Pagi itu Lion air hanya delay beberapa menit setelah jadwal yang ditetapkan. Saya dan empat orang teman menaiki pesawat dengan kode R -900 ( kalau ga salah ) yang katanya baru datang dari pabriknya. Tapi menurut saya pribadi kabinnya ga beda sama pesawat yang dulu, cuman emang ruang bagasi diatasnya lebih besar daripada yang sebelumnya. Perjalanan membutuhkan waktu 1 jam 15 menit. Ketika pramugari memberitahukan bahwa kami sudah berada dia atas kota padang saya yang duduk dekat jendela di suguhi pemandangan indah tepi pantai sumatera, pasir putih dengan pohon kelapanya berjumpa dengan ombak yang menjilat-jilat.
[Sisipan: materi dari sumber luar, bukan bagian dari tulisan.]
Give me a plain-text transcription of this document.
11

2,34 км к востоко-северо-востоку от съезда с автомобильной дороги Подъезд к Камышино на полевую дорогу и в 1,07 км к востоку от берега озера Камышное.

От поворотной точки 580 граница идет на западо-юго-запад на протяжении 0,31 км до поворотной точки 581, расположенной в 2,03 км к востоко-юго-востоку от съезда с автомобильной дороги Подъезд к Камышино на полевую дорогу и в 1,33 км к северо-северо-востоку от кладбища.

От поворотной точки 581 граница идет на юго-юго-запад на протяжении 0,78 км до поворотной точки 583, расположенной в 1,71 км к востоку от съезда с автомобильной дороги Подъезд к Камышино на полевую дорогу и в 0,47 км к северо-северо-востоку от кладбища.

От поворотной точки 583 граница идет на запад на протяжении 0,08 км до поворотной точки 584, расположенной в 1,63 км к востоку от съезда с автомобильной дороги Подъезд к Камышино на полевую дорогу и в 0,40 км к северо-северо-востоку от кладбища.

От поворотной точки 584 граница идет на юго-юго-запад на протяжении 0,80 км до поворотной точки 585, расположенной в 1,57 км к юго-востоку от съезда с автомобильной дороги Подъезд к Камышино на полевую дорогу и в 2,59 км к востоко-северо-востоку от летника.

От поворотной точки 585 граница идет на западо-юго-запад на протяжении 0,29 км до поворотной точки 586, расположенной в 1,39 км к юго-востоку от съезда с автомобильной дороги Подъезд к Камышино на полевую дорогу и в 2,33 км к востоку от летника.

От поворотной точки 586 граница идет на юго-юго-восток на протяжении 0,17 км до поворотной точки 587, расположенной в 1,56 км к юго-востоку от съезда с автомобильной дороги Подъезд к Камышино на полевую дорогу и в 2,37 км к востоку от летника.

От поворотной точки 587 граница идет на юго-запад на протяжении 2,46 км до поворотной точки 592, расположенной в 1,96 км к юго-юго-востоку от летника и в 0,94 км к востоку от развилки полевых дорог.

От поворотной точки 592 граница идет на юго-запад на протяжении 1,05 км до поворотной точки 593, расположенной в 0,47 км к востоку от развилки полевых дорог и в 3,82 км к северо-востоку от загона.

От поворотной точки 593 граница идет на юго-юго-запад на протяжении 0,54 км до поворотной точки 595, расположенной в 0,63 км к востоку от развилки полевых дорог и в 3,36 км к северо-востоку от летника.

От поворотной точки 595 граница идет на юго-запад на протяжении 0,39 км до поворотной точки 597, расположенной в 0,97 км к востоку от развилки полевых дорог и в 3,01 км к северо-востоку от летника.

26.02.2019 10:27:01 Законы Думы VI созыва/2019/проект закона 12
Setelah mengambil bagasi kami tidak langsung keluar dari gedung tapi celingak celinguk nyariin host kami yang janji akan menjemput disana dan untunglah tak beberapa lama kemudian si Uda itupun datang. Sebuah Innova sudah menunggu di pelataran parkir bandara untuk membawa kami ke sebuah rumah makan di pusat kota padang. Tapi selama di padang kami perhatikan gak satupun ada rumah makan padang, yang ada rumah makan sederhana, rumah makan simpang raya , rumah makan lamun ombak dan semacamnya hehe....ya iyalah semuanya kan bermenu masakan padang, wong udah di padang.
Makan menjelang siang itu terasa sangat nikmat sekali, alasannya pertama karena emang belum makan dari pagi, kedua, teman-teman saya itu baru pertama kalinya ini mendapatkan padang " original menu " , walaupun di jakarta ada rumah makan padang tapi kalau makan langsung di daerah asalnya tetap terasa beda. Ga percaya? coba deh..pasti beda..hehe..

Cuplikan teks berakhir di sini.